Technology and data provider Intercontinental Exchange (ICE) has unveiled a multi-asset class climate transition risk solution.
The solution offers emissions estimates and portfolio analytics for various fixed income asset classes, including municipal bonds, mortgage-backed securities (MBS), and real estate. It covers Scope 1, Scope 2, and Scope 3 emissions.
Alongside its existing coverage of sovereigns, corporate equities, and private companies, ICE’s solution enables clients to evaluate and benchmark financed emissions across a broad range of fixed income asset classes in a single platform.
The new solution addresses data coverage gaps for sub-asset classes such as residential mortgage-backed securities (RMBS), commercial mortgage-backed securities (CMBS), and private corporates.
By consolidating these data sources, ICE provides a portfolio metric for tracking financed emissions across multiple asset classes.
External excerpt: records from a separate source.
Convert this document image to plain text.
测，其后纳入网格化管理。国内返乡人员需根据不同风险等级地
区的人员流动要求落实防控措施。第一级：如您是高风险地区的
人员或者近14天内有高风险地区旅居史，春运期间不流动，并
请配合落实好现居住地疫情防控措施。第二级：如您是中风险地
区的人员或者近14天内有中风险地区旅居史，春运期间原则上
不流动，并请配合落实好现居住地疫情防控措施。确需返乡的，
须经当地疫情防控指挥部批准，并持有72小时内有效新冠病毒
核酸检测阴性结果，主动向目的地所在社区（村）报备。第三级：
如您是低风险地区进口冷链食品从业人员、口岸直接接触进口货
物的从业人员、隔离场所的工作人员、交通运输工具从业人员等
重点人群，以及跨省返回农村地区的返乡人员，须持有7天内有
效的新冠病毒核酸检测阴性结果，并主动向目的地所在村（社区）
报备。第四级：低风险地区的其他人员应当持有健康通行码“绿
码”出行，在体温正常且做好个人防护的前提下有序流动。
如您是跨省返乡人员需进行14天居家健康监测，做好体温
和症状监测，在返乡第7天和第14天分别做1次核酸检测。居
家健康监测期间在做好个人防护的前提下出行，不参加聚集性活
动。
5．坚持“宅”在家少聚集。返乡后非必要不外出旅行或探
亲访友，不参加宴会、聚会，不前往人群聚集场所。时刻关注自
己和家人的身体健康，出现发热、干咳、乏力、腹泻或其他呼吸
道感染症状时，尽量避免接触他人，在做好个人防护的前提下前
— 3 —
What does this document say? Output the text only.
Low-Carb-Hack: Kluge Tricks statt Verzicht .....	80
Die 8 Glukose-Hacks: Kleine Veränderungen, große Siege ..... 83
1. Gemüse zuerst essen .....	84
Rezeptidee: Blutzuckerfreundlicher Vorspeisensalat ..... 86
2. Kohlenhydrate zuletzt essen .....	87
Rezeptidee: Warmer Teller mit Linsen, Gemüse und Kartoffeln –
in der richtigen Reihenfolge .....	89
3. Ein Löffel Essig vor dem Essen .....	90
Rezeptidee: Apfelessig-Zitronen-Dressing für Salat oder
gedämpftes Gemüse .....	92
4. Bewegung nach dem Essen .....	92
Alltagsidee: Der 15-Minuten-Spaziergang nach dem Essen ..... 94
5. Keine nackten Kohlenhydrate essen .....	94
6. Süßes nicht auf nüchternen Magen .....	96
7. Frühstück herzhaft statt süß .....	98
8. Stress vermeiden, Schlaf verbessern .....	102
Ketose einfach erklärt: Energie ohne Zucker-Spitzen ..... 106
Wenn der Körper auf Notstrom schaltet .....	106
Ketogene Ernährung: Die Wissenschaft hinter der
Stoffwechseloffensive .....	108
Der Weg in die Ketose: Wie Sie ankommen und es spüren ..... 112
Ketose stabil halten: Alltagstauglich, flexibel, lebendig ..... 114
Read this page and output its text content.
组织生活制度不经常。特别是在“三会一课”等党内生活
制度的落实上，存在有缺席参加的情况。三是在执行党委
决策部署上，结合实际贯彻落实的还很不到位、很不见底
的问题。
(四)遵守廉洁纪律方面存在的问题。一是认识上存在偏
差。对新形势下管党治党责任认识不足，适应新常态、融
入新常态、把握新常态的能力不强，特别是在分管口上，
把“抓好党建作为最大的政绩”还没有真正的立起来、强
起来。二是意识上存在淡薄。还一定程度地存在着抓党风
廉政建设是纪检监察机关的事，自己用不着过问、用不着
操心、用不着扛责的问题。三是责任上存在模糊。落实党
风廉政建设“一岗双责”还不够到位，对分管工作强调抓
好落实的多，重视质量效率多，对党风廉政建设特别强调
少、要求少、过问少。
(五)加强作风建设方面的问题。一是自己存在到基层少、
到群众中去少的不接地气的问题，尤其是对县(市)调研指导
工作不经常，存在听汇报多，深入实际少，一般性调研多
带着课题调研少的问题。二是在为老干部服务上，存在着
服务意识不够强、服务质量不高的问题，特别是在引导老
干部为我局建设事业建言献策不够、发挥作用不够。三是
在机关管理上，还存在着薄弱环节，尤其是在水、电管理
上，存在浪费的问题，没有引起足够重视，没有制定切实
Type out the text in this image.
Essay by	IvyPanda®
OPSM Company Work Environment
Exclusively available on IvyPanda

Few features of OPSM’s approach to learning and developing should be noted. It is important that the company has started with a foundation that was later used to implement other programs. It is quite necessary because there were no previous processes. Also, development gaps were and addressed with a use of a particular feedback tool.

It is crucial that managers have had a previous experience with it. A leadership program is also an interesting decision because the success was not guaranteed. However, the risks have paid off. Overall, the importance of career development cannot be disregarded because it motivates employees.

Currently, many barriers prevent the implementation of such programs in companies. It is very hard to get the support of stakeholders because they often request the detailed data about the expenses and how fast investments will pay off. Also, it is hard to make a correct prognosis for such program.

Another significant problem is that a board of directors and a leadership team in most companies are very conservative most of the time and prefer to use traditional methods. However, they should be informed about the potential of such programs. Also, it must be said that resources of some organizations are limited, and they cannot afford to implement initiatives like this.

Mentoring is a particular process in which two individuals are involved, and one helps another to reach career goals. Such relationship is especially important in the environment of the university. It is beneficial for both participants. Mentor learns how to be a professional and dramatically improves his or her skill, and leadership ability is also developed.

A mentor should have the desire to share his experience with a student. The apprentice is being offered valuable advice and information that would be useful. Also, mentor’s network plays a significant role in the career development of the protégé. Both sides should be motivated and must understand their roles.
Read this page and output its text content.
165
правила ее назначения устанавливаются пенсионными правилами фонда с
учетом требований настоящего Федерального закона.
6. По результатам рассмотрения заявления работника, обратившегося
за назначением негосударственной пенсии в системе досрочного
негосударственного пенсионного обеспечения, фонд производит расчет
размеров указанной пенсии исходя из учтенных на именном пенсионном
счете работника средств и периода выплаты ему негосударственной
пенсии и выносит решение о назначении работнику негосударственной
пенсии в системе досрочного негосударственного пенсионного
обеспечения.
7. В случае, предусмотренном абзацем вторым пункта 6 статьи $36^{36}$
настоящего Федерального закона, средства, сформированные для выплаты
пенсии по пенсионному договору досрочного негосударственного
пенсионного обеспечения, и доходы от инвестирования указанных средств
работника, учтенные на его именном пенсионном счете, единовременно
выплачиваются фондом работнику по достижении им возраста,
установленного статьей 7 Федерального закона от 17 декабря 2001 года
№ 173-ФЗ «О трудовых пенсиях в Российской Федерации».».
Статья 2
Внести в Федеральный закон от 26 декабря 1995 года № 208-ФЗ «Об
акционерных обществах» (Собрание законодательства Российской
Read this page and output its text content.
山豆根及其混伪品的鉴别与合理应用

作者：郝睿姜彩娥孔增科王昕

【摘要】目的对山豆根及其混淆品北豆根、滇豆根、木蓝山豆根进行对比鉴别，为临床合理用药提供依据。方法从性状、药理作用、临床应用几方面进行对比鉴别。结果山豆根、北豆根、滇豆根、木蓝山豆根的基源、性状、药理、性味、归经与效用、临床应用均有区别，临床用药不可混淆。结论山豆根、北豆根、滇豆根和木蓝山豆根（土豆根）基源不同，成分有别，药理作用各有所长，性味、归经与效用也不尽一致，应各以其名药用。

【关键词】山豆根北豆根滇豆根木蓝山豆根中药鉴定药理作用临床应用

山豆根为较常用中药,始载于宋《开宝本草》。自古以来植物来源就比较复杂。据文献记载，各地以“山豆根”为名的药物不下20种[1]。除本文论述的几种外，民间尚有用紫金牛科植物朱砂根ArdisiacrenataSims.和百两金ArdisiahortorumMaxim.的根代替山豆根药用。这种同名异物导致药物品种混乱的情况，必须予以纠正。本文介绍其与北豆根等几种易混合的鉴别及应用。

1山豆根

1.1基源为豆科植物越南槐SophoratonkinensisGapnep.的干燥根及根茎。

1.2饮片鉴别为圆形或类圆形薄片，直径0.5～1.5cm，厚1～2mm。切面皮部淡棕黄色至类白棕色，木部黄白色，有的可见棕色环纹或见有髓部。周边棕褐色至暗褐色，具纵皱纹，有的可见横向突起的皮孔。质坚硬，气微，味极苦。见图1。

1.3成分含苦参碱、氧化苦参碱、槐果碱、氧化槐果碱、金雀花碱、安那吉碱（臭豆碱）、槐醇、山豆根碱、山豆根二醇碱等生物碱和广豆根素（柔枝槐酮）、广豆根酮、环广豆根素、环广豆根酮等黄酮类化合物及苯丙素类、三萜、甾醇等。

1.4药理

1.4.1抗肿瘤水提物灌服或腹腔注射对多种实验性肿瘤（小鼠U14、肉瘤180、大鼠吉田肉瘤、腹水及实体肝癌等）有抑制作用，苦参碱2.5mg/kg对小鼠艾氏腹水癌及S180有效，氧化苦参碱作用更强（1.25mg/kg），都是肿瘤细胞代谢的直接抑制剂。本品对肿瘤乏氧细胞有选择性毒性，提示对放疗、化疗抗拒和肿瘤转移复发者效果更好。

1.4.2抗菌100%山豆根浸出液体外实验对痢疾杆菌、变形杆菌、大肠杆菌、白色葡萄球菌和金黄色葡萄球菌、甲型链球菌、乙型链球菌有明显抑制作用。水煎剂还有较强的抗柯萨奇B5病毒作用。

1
This approach supports climate risk reporting and ensures coverage of both physical and transition risks within portfolios.
ICE climate head Larry Lawrence said: “Our clients increasingly need quality transition risk data for underserved segments, particularly mortgage-backed securities, where we have applied physics-based simulations with building energy models and ICE’s data to provide emissions insights for RMBS and CMBS.
“Mortgages and mortgage securities can represent more than 20 percent of bank balance sheets, leading to a growing need for data to help meet regulatory disclosure and support stress testing to inform decision-making.”
ICE’s transition risk solution is aligned with the Partnership for Carbon Accounting Financials (PCAF). It includes financed emissions data for more than 110 million US properties and over 4.2 million fixed income securities globally.
This solution forms part of ICE’s climate data offering, which provides data and analytics to quantify the risks posed by both transition and physical climate events.
In August this year, ICE announced several improvements to its digital mortgage lending platform, dubbed Encompass. The company aims to boost lender productivity, reduce operational costs, and offer increased value to homebuyers.